Very little is known about the live-action film. Static Shock is currently without a date, and there is no telling whether the film will find a place in the newly announced ten-year plan of DC Extended Universe. Creed star Michael B. Jordan is confirmed as one of the producers.
Fingers crossed that Romeo is secured for the soundtrack like he was for the opening theme song.
Racism On the Pitch
If you thought American football fans (and league owners) were racist, then you’ve never watched the other football–soccer.
On Tuesday, during the impressive blowout in a 5-1 game between Brazil and Tunisia in Paris, things quickly turned racist.
Following the second goal scored by Brazil’s star forward, Richarlison, a banana, as well as other objects were thrown at him on the field. One of Richarlison’s teammate’s could be seen kicking the banana off the pitch.

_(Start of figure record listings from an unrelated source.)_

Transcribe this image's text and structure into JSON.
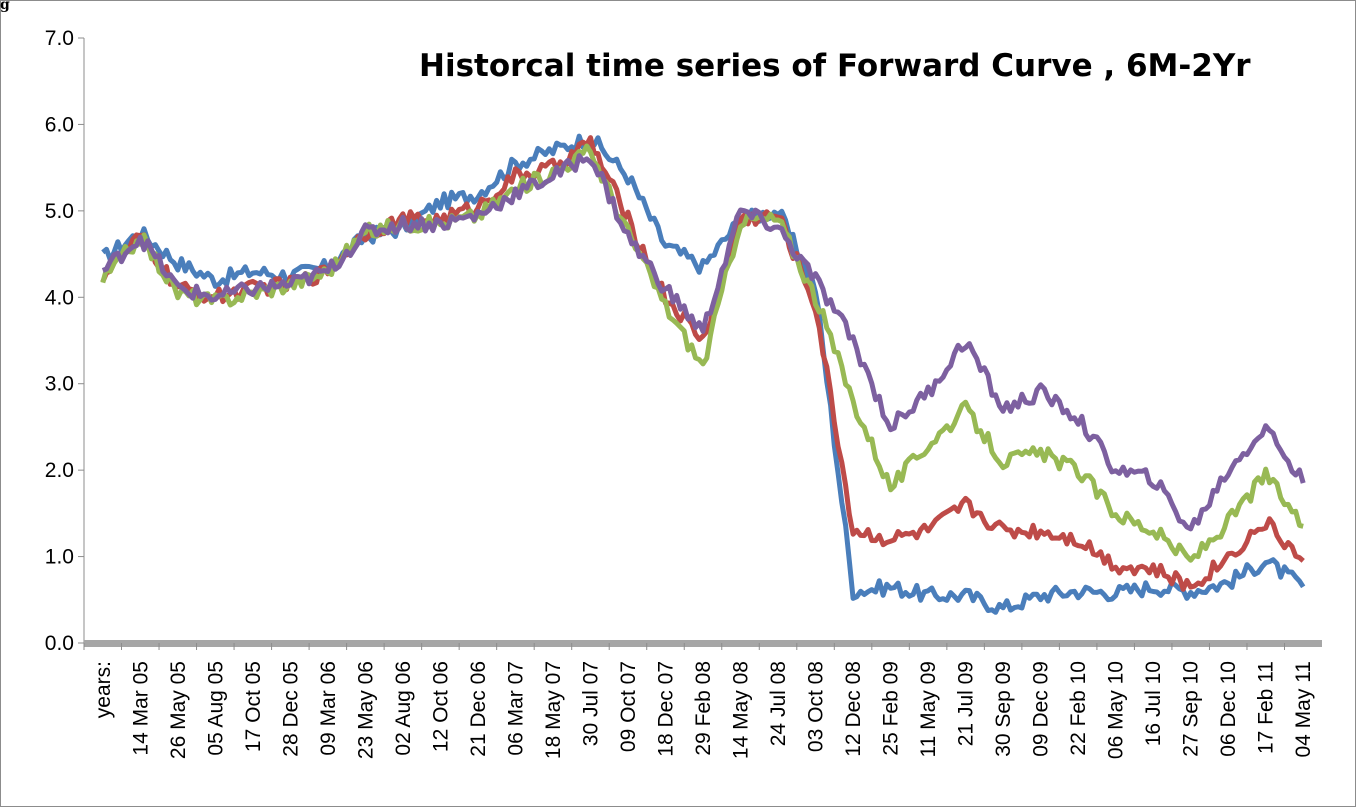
{
  "header_fragment": "g",
  "chart_data": {
    "type": "line",
    "title": "Historcal time series of Forward Curve , 6M-2Yr",
    "xlabel": "",
    "ylabel": "",
    "ylim": [
      0,
      7
    ],
    "yticks": [
      "0.0",
      "1.0",
      "2.0",
      "3.0",
      "4.0",
      "5.0",
      "6.0",
      "7.0"
    ],
    "grid": false,
    "legend": "none",
    "x_tick_labels": [
      "years:",
      "14 Mar 05",
      "26 May 05",
      "05 Aug 05",
      "17 Oct 05",
      "28 Dec 05",
      "09 Mar 06",
      "23 May 06",
      "02 Aug 06",
      "12 Oct 06",
      "21 Dec 06",
      "06 Mar 07",
      "18 May 07",
      "30 Jul 07",
      "09 Oct 07",
      "18 Dec 07",
      "29 Feb 08",
      "14 May 08",
      "24 Jul 08",
      "03 Oct 08",
      "12 Dec 08",
      "25 Feb 09",
      "11 May 09",
      "21 Jul 09",
      "30 Sep 09",
      "09 Dec 09",
      "22 Feb 10",
      "06 May 10",
      "16 Jul 10",
      "27 Sep 10",
      "06 Dec 10",
      "17 Feb 11",
      "04 May 11"
    ],
    "x": [
      "years:",
      "14 Mar 05",
      "26 May 05",
      "05 Aug 05",
      "17 Oct 05",
      "28 Dec 05",
      "09 Mar 06",
      "23 May 06",
      "02 Aug 06",
      "12 Oct 06",
      "21 Dec 06",
      "06 Mar 07",
      "18 May 07",
      "30 Jul 07",
      "09 Oct 07",
      "18 Dec 07",
      "29 Feb 08",
      "14 May 08",
      "24 Jul 08",
      "03 Oct 08",
      "12 Dec 08",
      "25 Feb 09",
      "11 May 09",
      "21 Jul 09",
      "30 Sep 09",
      "09 Dec 09",
      "22 Feb 10",
      "06 May 10",
      "16 Jul 10",
      "27 Sep 10",
      "06 Dec 10",
      "17 Feb 11",
      "04 May 11"
    ],
    "series": [
      {
        "color": "#4a7ebb",
        "values": [
          4.45,
          4.75,
          4.4,
          4.2,
          4.3,
          4.25,
          4.35,
          4.7,
          4.8,
          5.1,
          5.2,
          5.55,
          5.7,
          5.85,
          5.4,
          4.6,
          4.35,
          4.9,
          5.0,
          4.1,
          0.6,
          0.65,
          0.55,
          0.55,
          0.4,
          0.55,
          0.6,
          0.58,
          0.65,
          0.6,
          0.7,
          0.95,
          0.65
        ]
      },
      {
        "color": "#be4b48",
        "values": [
          4.25,
          4.7,
          4.1,
          4.0,
          4.1,
          4.15,
          4.3,
          4.75,
          4.9,
          4.9,
          5.05,
          5.4,
          5.5,
          5.8,
          4.9,
          4.0,
          3.5,
          4.9,
          4.95,
          3.9,
          1.3,
          1.2,
          1.3,
          1.6,
          1.3,
          1.3,
          1.2,
          0.9,
          0.85,
          0.65,
          1.0,
          1.4,
          0.95
        ]
      },
      {
        "color": "#98b954",
        "values": [
          4.2,
          4.7,
          4.05,
          3.95,
          4.05,
          4.15,
          4.3,
          4.75,
          4.85,
          4.85,
          4.95,
          5.25,
          5.45,
          5.7,
          4.75,
          3.9,
          3.2,
          4.9,
          4.9,
          4.0,
          2.8,
          1.8,
          2.3,
          2.7,
          2.1,
          2.2,
          2.0,
          1.5,
          1.3,
          0.95,
          1.4,
          1.95,
          1.35
        ]
      },
      {
        "color": "#7d60a0",
        "values": [
          4.3,
          4.7,
          4.1,
          4.0,
          4.1,
          4.15,
          4.3,
          4.75,
          4.85,
          4.85,
          4.95,
          5.2,
          5.4,
          5.65,
          4.7,
          4.1,
          3.6,
          5.0,
          4.8,
          4.2,
          3.5,
          2.5,
          2.9,
          3.5,
          2.7,
          2.9,
          2.6,
          2.0,
          1.9,
          1.3,
          2.0,
          2.5,
          1.85
        ]
      }
    ]
  }
}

After the match he took to Twitter and posted: “As long as they stay ‘blah blah blah’ and don’t punish, it will continue like this, happening every day and everywhere. No time bro! #racismonao [racism no].”
Prior to kick off, the Brazilian players had posed in front of a sign that read, “Without our black players, we wouldn’t have stars on our shirt.” The stars refer to the record five World Cup titles that Brazil has won.
Black football players regularly experience racial abuse from spectators. Earlier this month, Madrid star Vinicius Jr’s celebration dance after scoring was also compared to a monkey. Vinicius has vowed to continue dancing and shared a heartfelt message on Instagram, stating, “As long as skin color is more important than the brightness of the eyes, there will be war.”
The International Federation of Association Football (FIFA) has announced an investigation on the incident and said it has a “clear, zero-tolerance stance” against racist behavior.